The bill would also provide new tax advantages for those who can afford to save — including allowing more money to be deposited into health savings accounts, and lower penalties for those who use those accounts to pay for non-medical needs.

In addition, the plan would lower the threshold for deducting medical expenses on income taxes and allow people with job-based tax-preferred “flexible spending accounts” to put away more pretax money. It would also restore over-the-counter drugs as eligible for reimbursement from those accounts.

Mandates To Buy Or Provide Coverage

The GOP plan doesn’t actually repeal either the requirement for individuals to have coverage or for employers to provide it. That’s because it can’t under budget rules. Instead, the bill would reduce the penalties in both cases to zero, rendering the requirements moot.

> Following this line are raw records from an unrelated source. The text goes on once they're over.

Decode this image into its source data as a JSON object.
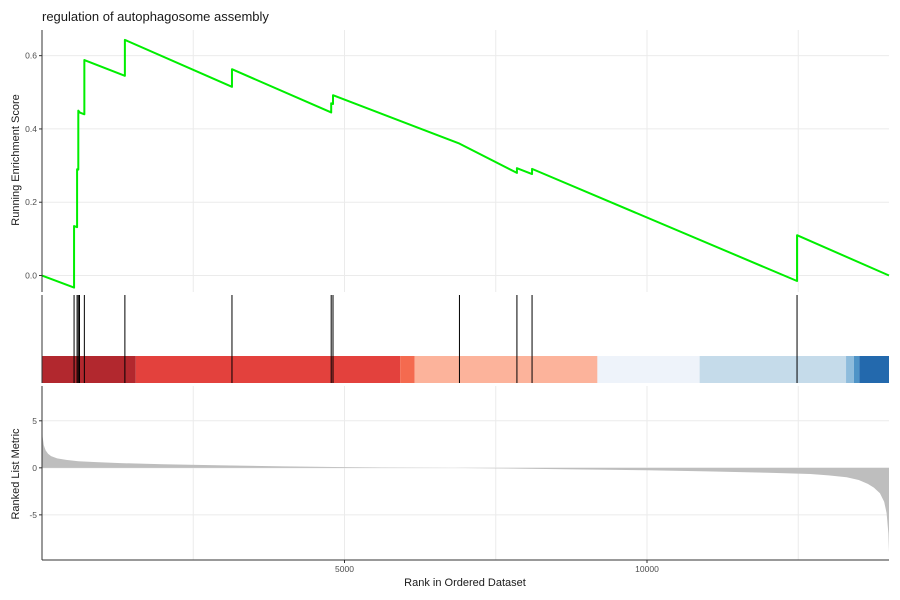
{
  "chart_data": {
    "type": "line",
    "title": "regulation of autophagosome assembly",
    "xlabel": "Rank in Ordered Dataset",
    "xlim": [
      0,
      14000
    ],
    "x_ticks": [
      {
        "value": 5000,
        "label": "5000"
      },
      {
        "value": 10000,
        "label": "10000"
      }
    ],
    "x_grid_minor": [
      2500,
      7500,
      12500
    ],
    "panels": [
      {
        "name": "running-score",
        "ylabel": "Running Enrichment Score",
        "ylim": [
          -0.045,
          0.67
        ],
        "y_ticks": [
          {
            "value": 0.0,
            "label": "0.0"
          },
          {
            "value": 0.2,
            "label": "0.2"
          },
          {
            "value": 0.4,
            "label": "0.4"
          },
          {
            "value": 0.6,
            "label": "0.6"
          }
        ],
        "line_color": "#00ee00",
        "series": [
          {
            "x": [
              0,
              530,
              530,
              580,
              580,
              600,
              600,
              620,
              620,
              700,
              700,
              1370,
              1370,
              3140,
              3140,
              4780,
              4780,
              4810,
              4810,
              6900,
              6900,
              7850,
              7850,
              8100,
              8100,
              12480,
              12480,
              14000
            ],
            "y": [
              0.0,
              -0.033,
              0.135,
              0.132,
              0.29,
              0.289,
              0.45,
              0.446,
              0.445,
              0.44,
              0.588,
              0.545,
              0.643,
              0.515,
              0.563,
              0.445,
              0.47,
              0.468,
              0.492,
              0.36,
              0.36,
              0.28,
              0.293,
              0.277,
              0.291,
              -0.015,
              0.11,
              0.0
            ]
          }
        ]
      },
      {
        "name": "hit-ticks",
        "hits": [
          530,
          580,
          600,
          620,
          700,
          1370,
          3140,
          4780,
          4810,
          6900,
          7850,
          8100,
          12480
        ],
        "color_bands": [
          {
            "x0": 0,
            "x1": 1550,
            "color": "#b2282e"
          },
          {
            "x0": 1550,
            "x1": 5920,
            "color": "#e3413d"
          },
          {
            "x0": 5920,
            "x1": 6160,
            "color": "#f46a4f"
          },
          {
            "x0": 6160,
            "x1": 9180,
            "color": "#fcb39b"
          },
          {
            "x0": 9180,
            "x1": 10870,
            "color": "#eef3fa"
          },
          {
            "x0": 10870,
            "x1": 13290,
            "color": "#c5dbea"
          },
          {
            "x0": 13290,
            "x1": 13420,
            "color": "#8ebcdc"
          },
          {
            "x0": 13420,
            "x1": 13510,
            "color": "#4f94c7"
          },
          {
            "x0": 13510,
            "x1": 14000,
            "color": "#2369ad"
          }
        ]
      },
      {
        "name": "ranked-metric",
        "ylabel": "Ranked List Metric",
        "ylim": [
          -9.8,
          8.7
        ],
        "y_ticks": [
          {
            "value": 5,
            "label": "5"
          },
          {
            "value": 0,
            "label": "0"
          },
          {
            "value": -5,
            "label": "-5"
          }
        ],
        "fill_color": "#bebebe",
        "series": [
          {
            "x": [
              0,
              10,
              30,
              60,
              100,
              150,
              250,
              400,
              600,
              900,
              1300,
              2000,
              3000,
              4000,
              5000,
              6000,
              6800,
              7000,
              8000,
              9000,
              10000,
              11000,
              12000,
              12700,
              13000,
              13300,
              13500,
              13650,
              13750,
              13850,
              13920,
              13960,
              13990,
              14000
            ],
            "y": [
              4.9,
              3.3,
              2.4,
              1.85,
              1.5,
              1.25,
              1.0,
              0.85,
              0.7,
              0.6,
              0.5,
              0.38,
              0.26,
              0.15,
              0.07,
              0.02,
              0.0,
              -0.02,
              -0.1,
              -0.18,
              -0.26,
              -0.38,
              -0.52,
              -0.65,
              -0.8,
              -1.0,
              -1.3,
              -1.7,
              -2.1,
              -2.7,
              -3.6,
              -4.8,
              -7.0,
              -9.0
            ]
          }
        ]
      }
    ]
  }
}
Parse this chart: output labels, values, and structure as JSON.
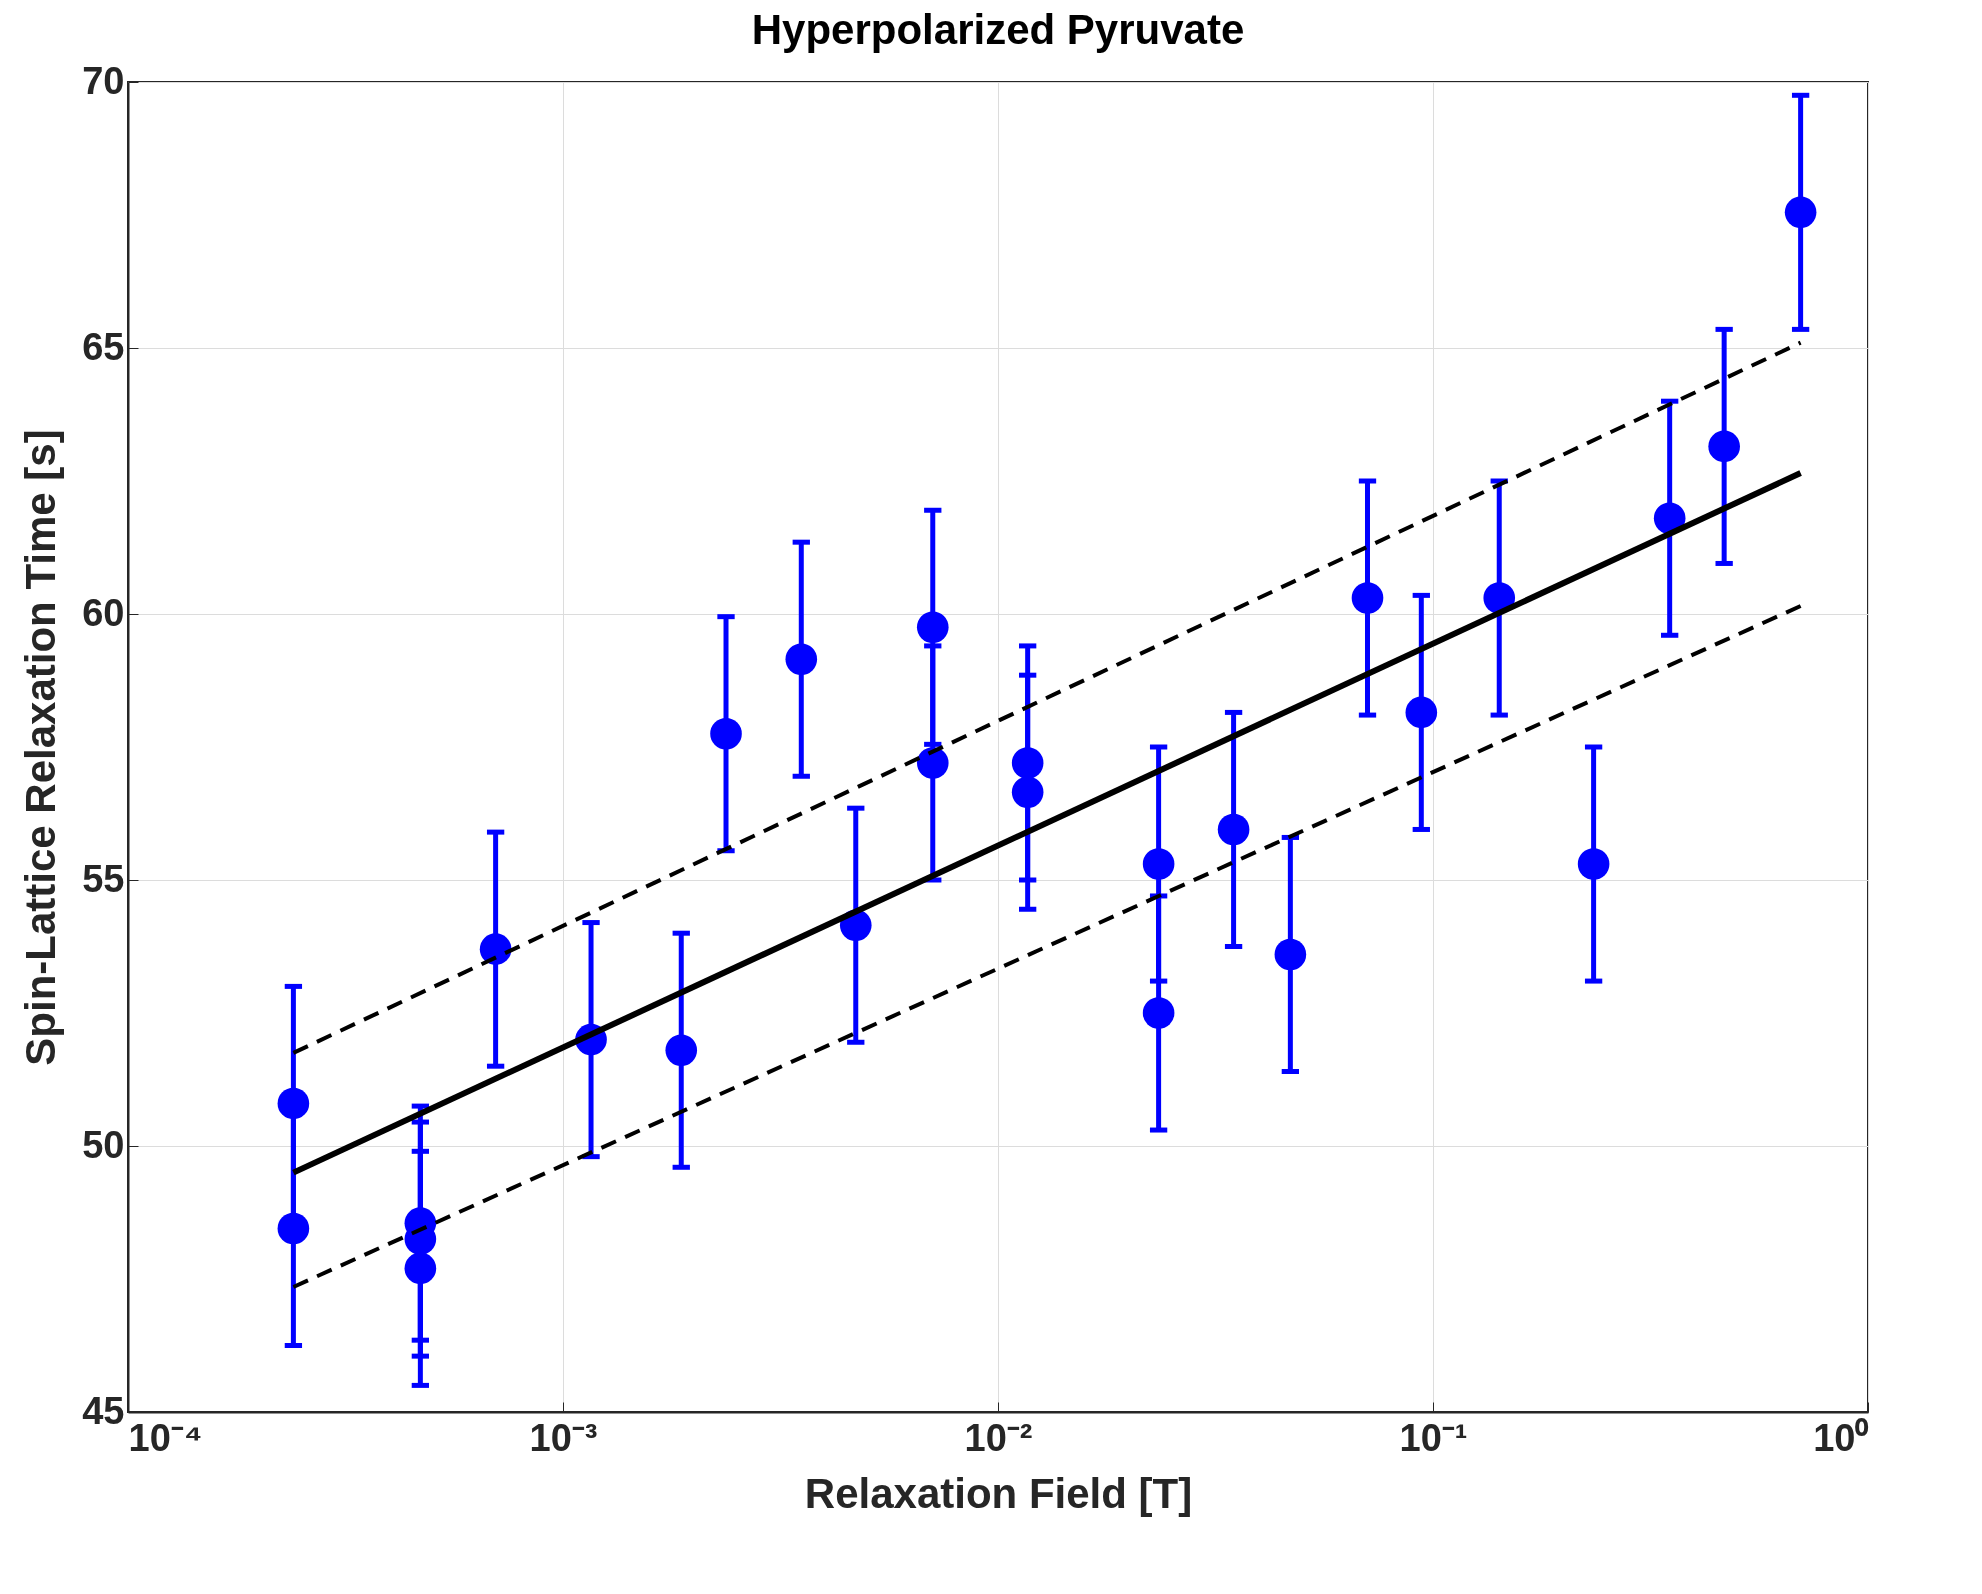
{
  "chart_data": {
    "type": "scatter",
    "title": "Hyperpolarized Pyruvate",
    "xlabel": "Relaxation Field [T]",
    "ylabel": "Spin-Lattice Relaxation Time [s]",
    "log": "x",
    "grid": true,
    "xlim": [
      0.0001,
      1
    ],
    "xticks": [
      {
        "value": 0.0001,
        "label": "10⁻⁴"
      },
      {
        "value": 0.001,
        "label": "10⁻³"
      },
      {
        "value": 0.01,
        "label": "10⁻²"
      },
      {
        "value": 0.1,
        "label": "10⁻¹"
      },
      {
        "value": 1,
        "label": "10⁰"
      }
    ],
    "ylim": [
      45,
      70
    ],
    "yticks": [
      45,
      50,
      55,
      60,
      65,
      70
    ],
    "series": [
      {
        "color": "#0000ff",
        "marker": "circle",
        "x": [
          0.00024,
          0.00024,
          0.00047,
          0.00047,
          0.00047,
          0.0007,
          0.00116,
          0.00187,
          0.00237,
          0.00353,
          0.00471,
          0.00708,
          0.00708,
          0.0117,
          0.0117,
          0.0234,
          0.0234,
          0.0348,
          0.047,
          0.0707,
          0.094,
          0.142,
          0.234,
          0.35,
          0.467,
          0.7
        ],
        "values": [
          50.8,
          48.45,
          48.55,
          48.25,
          47.7,
          53.7,
          52.0,
          51.8,
          57.75,
          59.15,
          54.15,
          59.75,
          57.2,
          57.2,
          56.65,
          55.3,
          52.5,
          55.95,
          53.6,
          60.3,
          58.15,
          60.3,
          55.3,
          61.8,
          63.15,
          67.55
        ],
        "errors": [
          2.2,
          2.2,
          2.2,
          2.2,
          2.2,
          2.2,
          2.2,
          2.2,
          2.2,
          2.2,
          2.2,
          2.2,
          2.2,
          2.2,
          2.2,
          2.2,
          2.2,
          2.2,
          2.2,
          2.2,
          2.2,
          2.2,
          2.2,
          2.2,
          2.2,
          2.2
        ]
      },
      {
        "type": "line",
        "color": "#000000",
        "line_style": "solid",
        "x": [
          0.00024,
          0.7
        ],
        "values": [
          49.5,
          62.65
        ]
      },
      {
        "type": "line",
        "color": "#000000",
        "line_style": "dashed",
        "x": [
          0.00024,
          0.7
        ],
        "values": [
          51.75,
          65.1
        ]
      },
      {
        "type": "line",
        "color": "#000000",
        "line_style": "dashed",
        "x": [
          0.00024,
          0.7
        ],
        "values": [
          47.35,
          60.15
        ]
      }
    ]
  }
}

The individual requirement was used by the health law to force healthy people into buying coverage to help improve insurers’ risk pools since they could no longer bar customers with preexisting conditions. Instead of the requirement that most people obtain health insurance or pay a penalty, the Republican plan would provide a penalty for those who do not maintain “continuous coverage.” Those with a break in insurance coverage of more than 63 days could still purchase insurance without regard to preexisting health conditions, but they would be required to pay premiums that are 30 percent higher for 12 months.

The employer “mandate,” which requires firms with 50 or more workers to offer coverage or pay a fine, has actually had relatively little impact on insurance coverage, analysts have concluded, and probably is not necessary to prevent employers from dropping coverage. In both the ACA and the GOP bill, however, workers whose employers offer coverage could not decline that coverage and get a tax credit instead.

How To Pay For It

With all the taxes and fees stripped from the ACA, how will Republicans pay for their tax credits? The answer is not clear yet.

“We are still discussing details, but we are committed to repealing Obamacare and replacing it with fiscally responsible policies that restore the free market and protect taxpayers,” said the Republican fact sheet that accompanied the release of the bill.

Also still missing is an estimate from the Congressional Budget Office that will detail not only how much the proposal will cost, but also how many people would gain or lose health insurance. Republicans insist that estimate will be available before the full House votes on the bill.